Fig. 1 clearly contrasts the pasture and mine plants of A. odoratum. The clones, T10, T24 and T27 stopped their root at double concentration as compared to the pasture plants. But the root growth of 04, Q8, C8, C13, C15. C26 and T12 ceased at more than double the concentration that stopped root growth of the pasture clones. It is clear that individual genotypes responded differently to the range of zinc concentrations. Some genotypes (e.g., T10) were more susceptible to zinc than others (e.g., C26 and C13, the relatively more zinc tolerant genotypes) implying that there may be genetically based variation in zinc tolerance present in the Trelogan mine population of A. odoratum.

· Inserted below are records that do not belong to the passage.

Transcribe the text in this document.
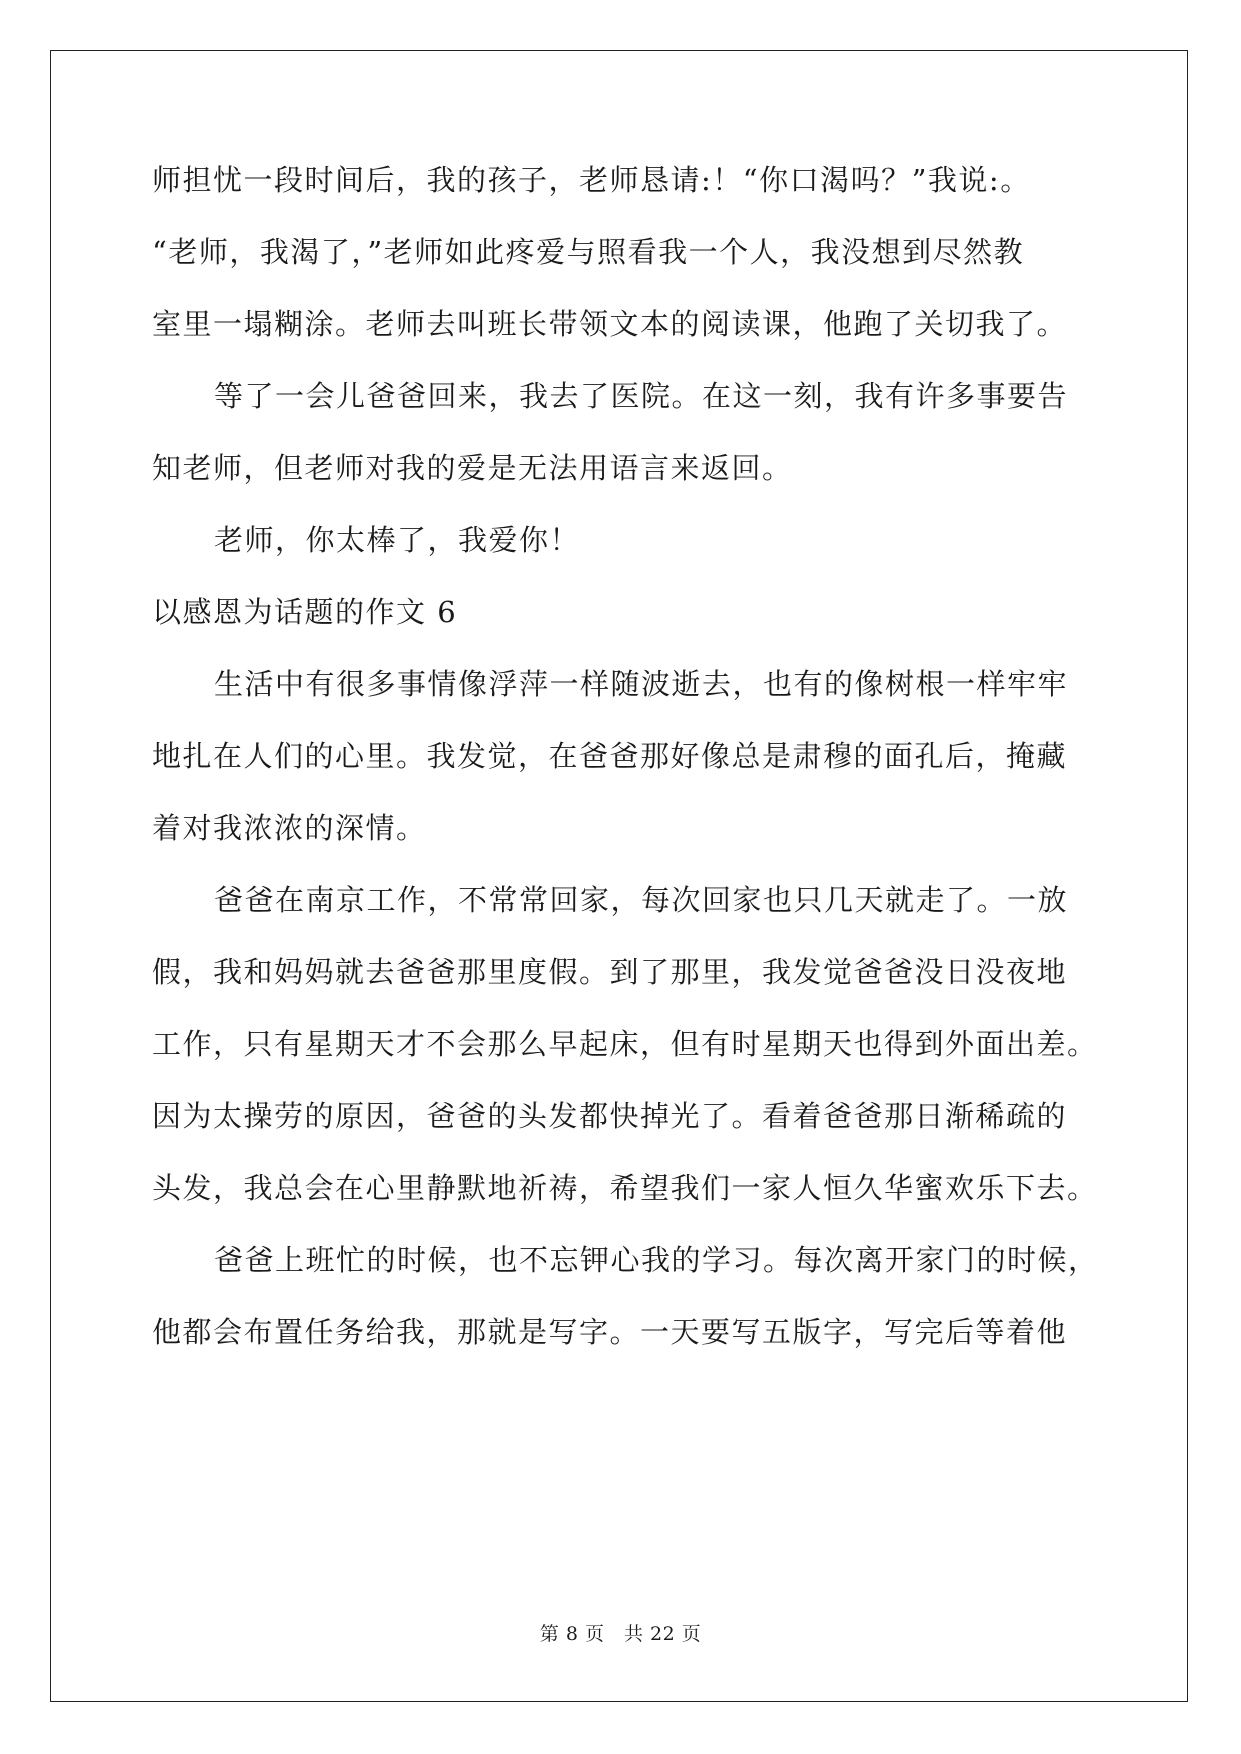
师担忧一段时间后，我的孩子，老师恳请:！“你口渴吗？”我说:。
“老师，我渴了，”老师如此疼爱与照看我一个人，我没想到尽然教
室里一塌糊涂。老师去叫班长带领文本的阅读课，他跑了关切我了。
等了一会儿爸爸回来，我去了医院。在这一刻，我有许多事要告
知老师，但老师对我的爱是无法用语言来返回。
老师，你太棒了，我爱你！
以感恩为话题的作文 6
生活中有很多事情像浮萍一样随波逝去，也有的像树根一样牢牢
地扎在人们的心里。我发觉，在爸爸那好像总是肃穆的面孔后，掩藏
着对我浓浓的深情。
爸爸在南京工作，不常常回家，每次回家也只几天就走了。一放
假，我和妈妈就去爸爸那里度假。到了那里，我发觉爸爸没日没夜地
工作，只有星期天才不会那么早起床，但有时星期天也得到外面出差。
因为太操劳的原因，爸爸的头发都快掉光了。看着爸爸那日渐稀疏的
头发，我总会在心里静默地祈祷，希望我们一家人恒久华蜜欢乐下去。
爸爸上班忙的时候，也不忘钾心我的学习。每次离开家门的时候，
他都会布置任务给我，那就是写字。一天要写五版字，写完后等着他
第 8 页　共 22 页
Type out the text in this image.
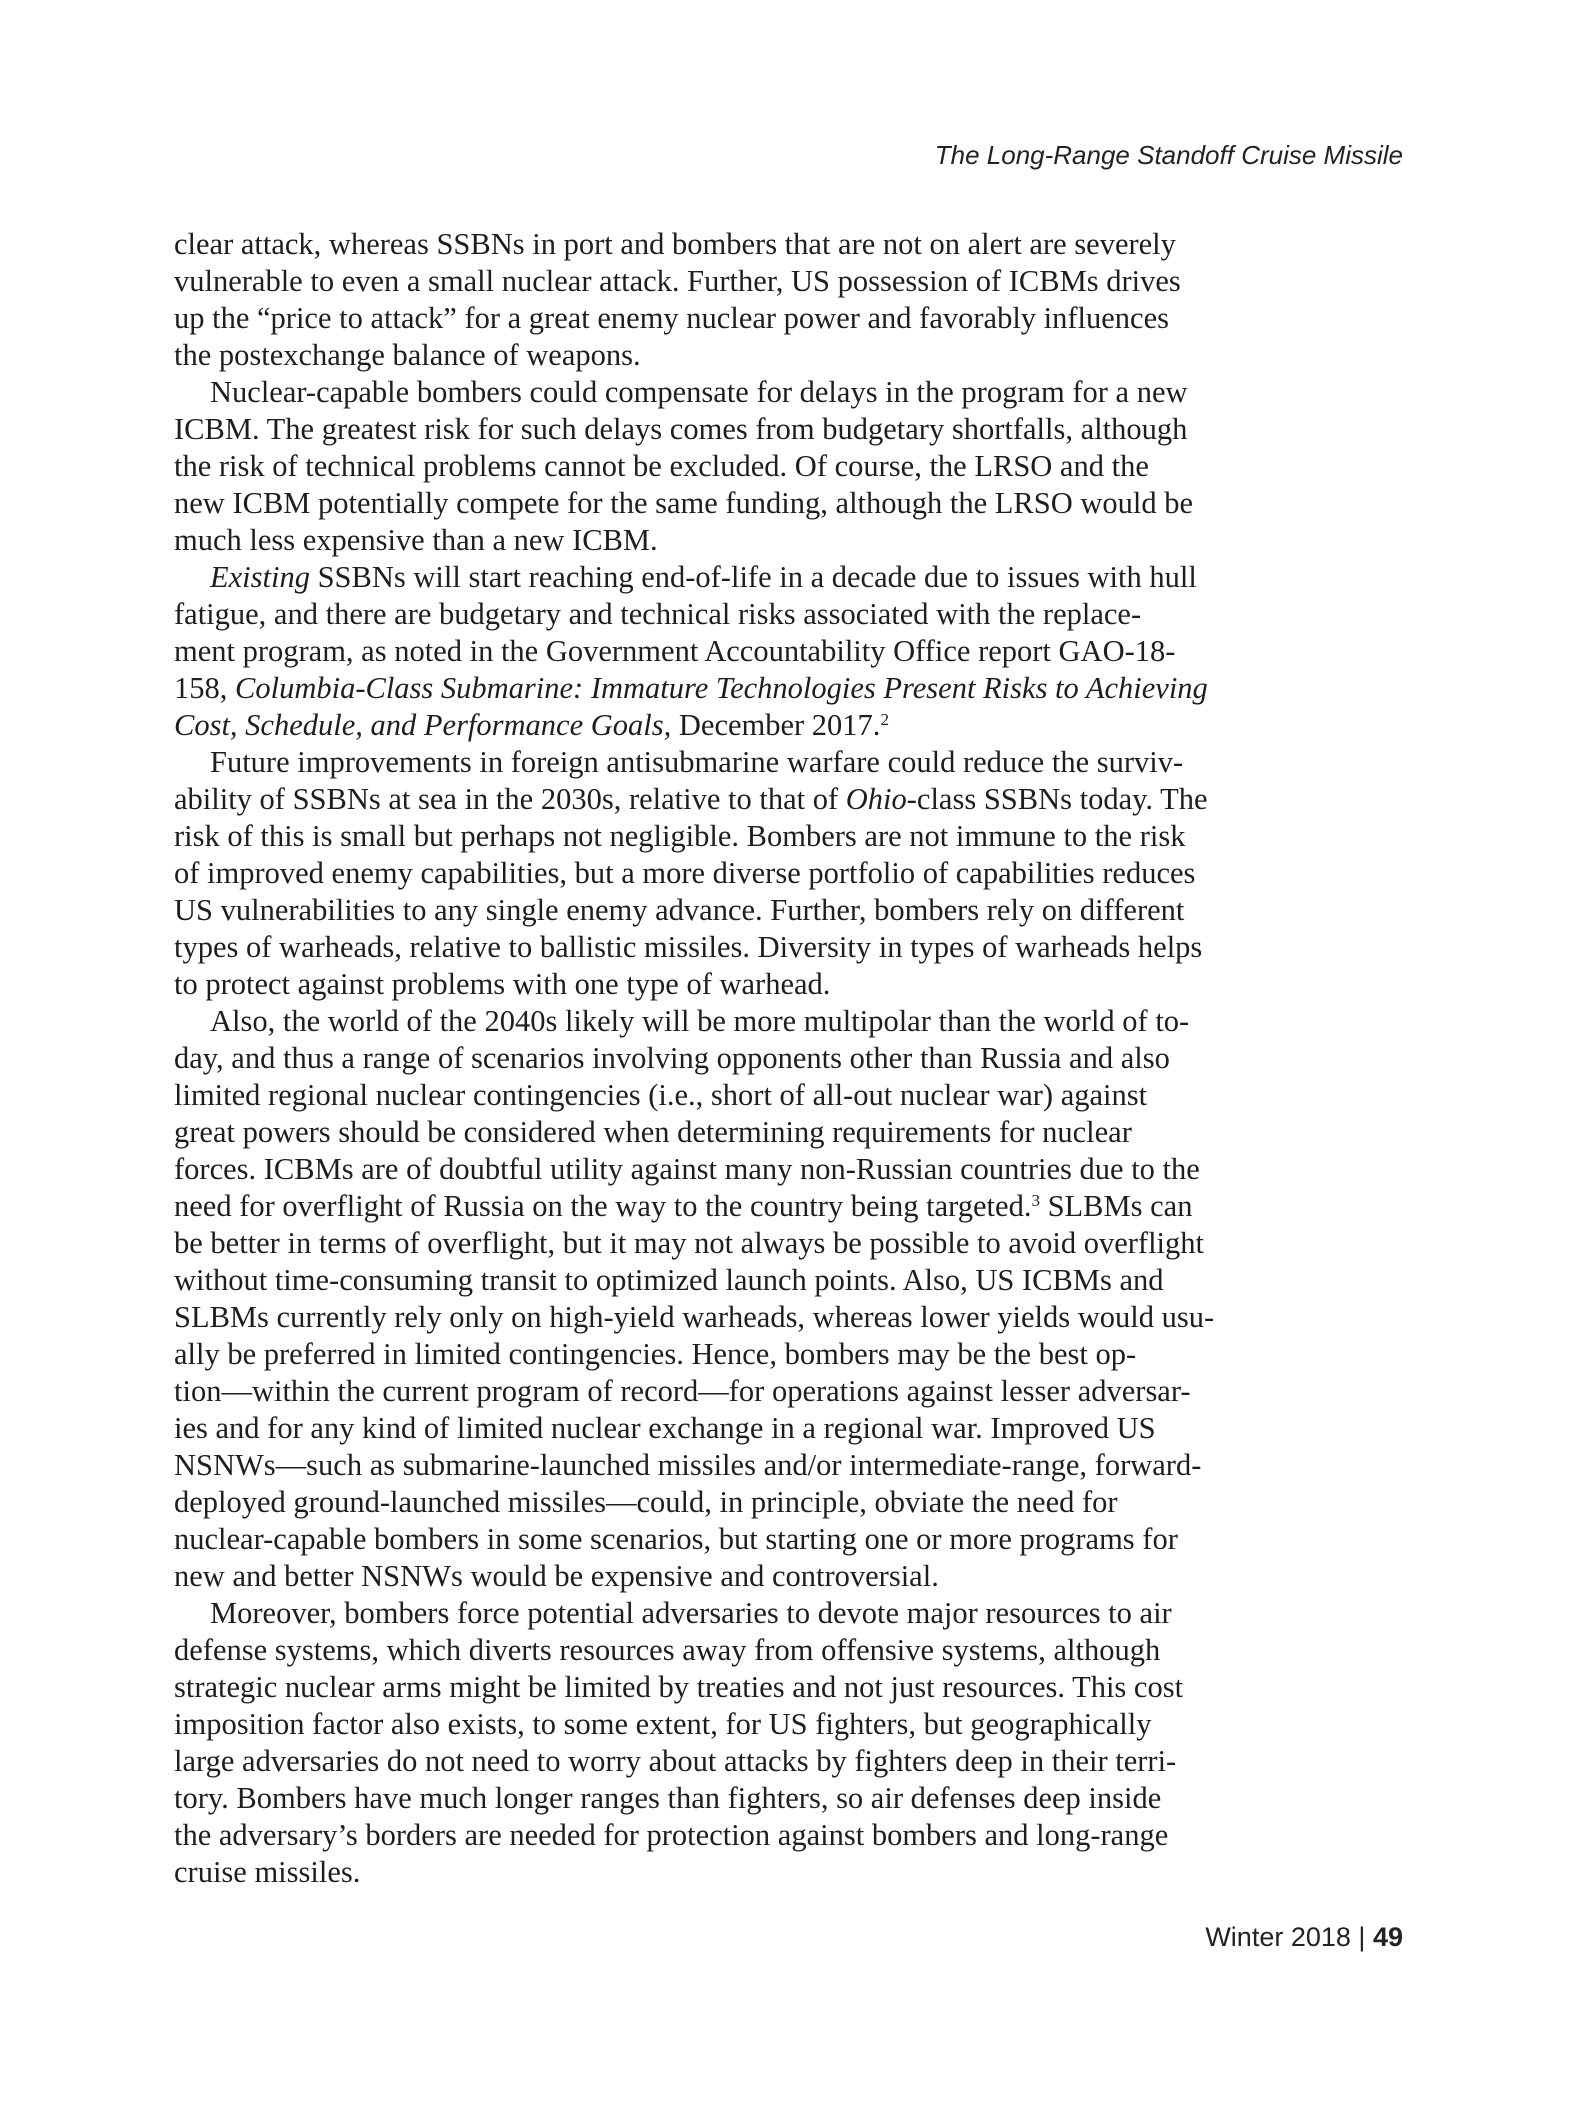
The Long-Range Standoff Cruise Missile

clear attack, whereas SSBNs in port and bombers that are not on alert are severely
vulnerable to even a small nuclear attack. Further, US possession of ICBMs drives
up the “price to attack” for a great enemy nuclear power and favorably influences
the postexchange balance of weapons.

Nuclear-capable bombers could compensate for delays in the program for a new
ICBM. The greatest risk for such delays comes from budgetary shortfalls, although
the risk of technical problems cannot be excluded. Of course, the LRSO and the
new ICBM potentially compete for the same funding, although the LRSO would be
much less expensive than a new ICBM.

Existing SSBNs will start reaching end-of-life in a decade due to issues with hull
fatigue, and there are budgetary and technical risks associated with the replace-
ment program, as noted in the Government Accountability Office report GAO-18-
158, Columbia-Class Submarine: Immature Technologies Present Risks to Achieving
Cost, Schedule, and Performance Goals, December 2017.$^2$

Future improvements in foreign antisubmarine warfare could reduce the surviv-
ability of SSBNs at sea in the 2030s, relative to that of Ohio-class SSBNs today. The
risk of this is small but perhaps not negligible. Bombers are not immune to the risk
of improved enemy capabilities, but a more diverse portfolio of capabilities reduces
US vulnerabilities to any single enemy advance. Further, bombers rely on different
types of warheads, relative to ballistic missiles. Diversity in types of warheads helps
to protect against problems with one type of warhead.

Also, the world of the 2040s likely will be more multipolar than the world of to-
day, and thus a range of scenarios involving opponents other than Russia and also
limited regional nuclear contingencies (i.e., short of all-out nuclear war) against
great powers should be considered when determining requirements for nuclear
forces. ICBMs are of doubtful utility against many non-Russian countries due to the
need for overflight of Russia on the way to the country being targeted.$^3$ SLBMs can
be better in terms of overflight, but it may not always be possible to avoid overflight
without time-consuming transit to optimized launch points. Also, US ICBMs and
SLBMs currently rely only on high-yield warheads, whereas lower yields would usu-
ally be preferred in limited contingencies. Hence, bombers may be the best op-
tion—within the current program of record—for operations against lesser adversar-
ies and for any kind of limited nuclear exchange in a regional war. Improved US
NSNWs—such as submarine-launched missiles and/or intermediate-range, forward-
deployed ground-launched missiles—could, in principle, obviate the need for
nuclear-capable bombers in some scenarios, but starting one or more programs for
new and better NSNWs would be expensive and controversial.

Moreover, bombers force potential adversaries to devote major resources to air
defense systems, which diverts resources away from offensive systems, although
strategic nuclear arms might be limited by treaties and not just resources. This cost
imposition factor also exists, to some extent, for US fighters, but geographically
large adversaries do not need to worry about attacks by fighters deep in their terri-
tory. Bombers have much longer ranges than fighters, so air defenses deep inside
the adversary’s borders are needed for protection against bombers and long-range
cruise missiles.

Winter 2018 | 49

Statistical analysis: The data were analysed using the two way ANOVA from PROC ANOVA with interaction components using the SAS package on the Unix System (SAS, 1989). For separation of means the LSD at 0.05 level was also computed (Steel and Torrie, 1980).
Tolerance to zinc was examined in a series of increasing concentrations of zinc based on serial replacement of metal solutions with the next higher concentration, after a specified interval, using the method of Schat and Bookum (1992). The technique used in this experiment gave results in the form of a critical concentration i.e. the concentration required to bring about rooting inhibition produced by the specified level of zinc toxicity.
Due to the sensitivity of pasture plants, the initial root growth of the tillers was carried out at 95 mg ZnSO4 per litre. While initial root growth of tillers of mine plants was carried out at 190 mg ZnSO4 I1 due to their greater tolerance for zinc. This proved to be an appropriate range of concentration of zinc for these population.
Root growth of the tillers of both pasture and mine plants was reduced significantly (p<0.001) at different higher concentrations of zinc as shown in Table 2 and 3. These results were similar to those of Schat and Bookum (1992) who also observed root reduction in Silene vulgaris, while studying copper tolerance in this species.
Results clearly showed that mine plants tolerate double zinc concentration than the pasture plants. These results parallelled the findings of Symeonidis et al. (1985) and Von lnsam and Hutchinson (1993), although they used different methods for testing the heavy metal tolerance.
Two mine individuals, T5 and T11 stopped rooting at a concentration of 200 mg I1 ZnSO4, but this may have been due to the tillers being weak and therefore producing short roots which stopped growing at the second zinc concentration. These two individuals may have been less tolerant than the other mine individuals or their physiological condition, when the experiment was started, may have been responsible for poor root growth. Similar MacNair (1983) reported that plants (M. guttatus) were unclassifiable as tolerant or non-tolerant due tb their short roots, no roots or plant condition.
It is worth noticing from the significant zinc concentrations x genotypes interaction term (Table 2 and 3) that genetic variation may exist within and between tolerant and non-tolerant clones of A. odoratum and these results in accordance with the findings of Karataglis (1978) who found that a great variation exists among the genotypes within the population of A. odoratum both for zinc and lead tolerance, using the old method of relative tolerance.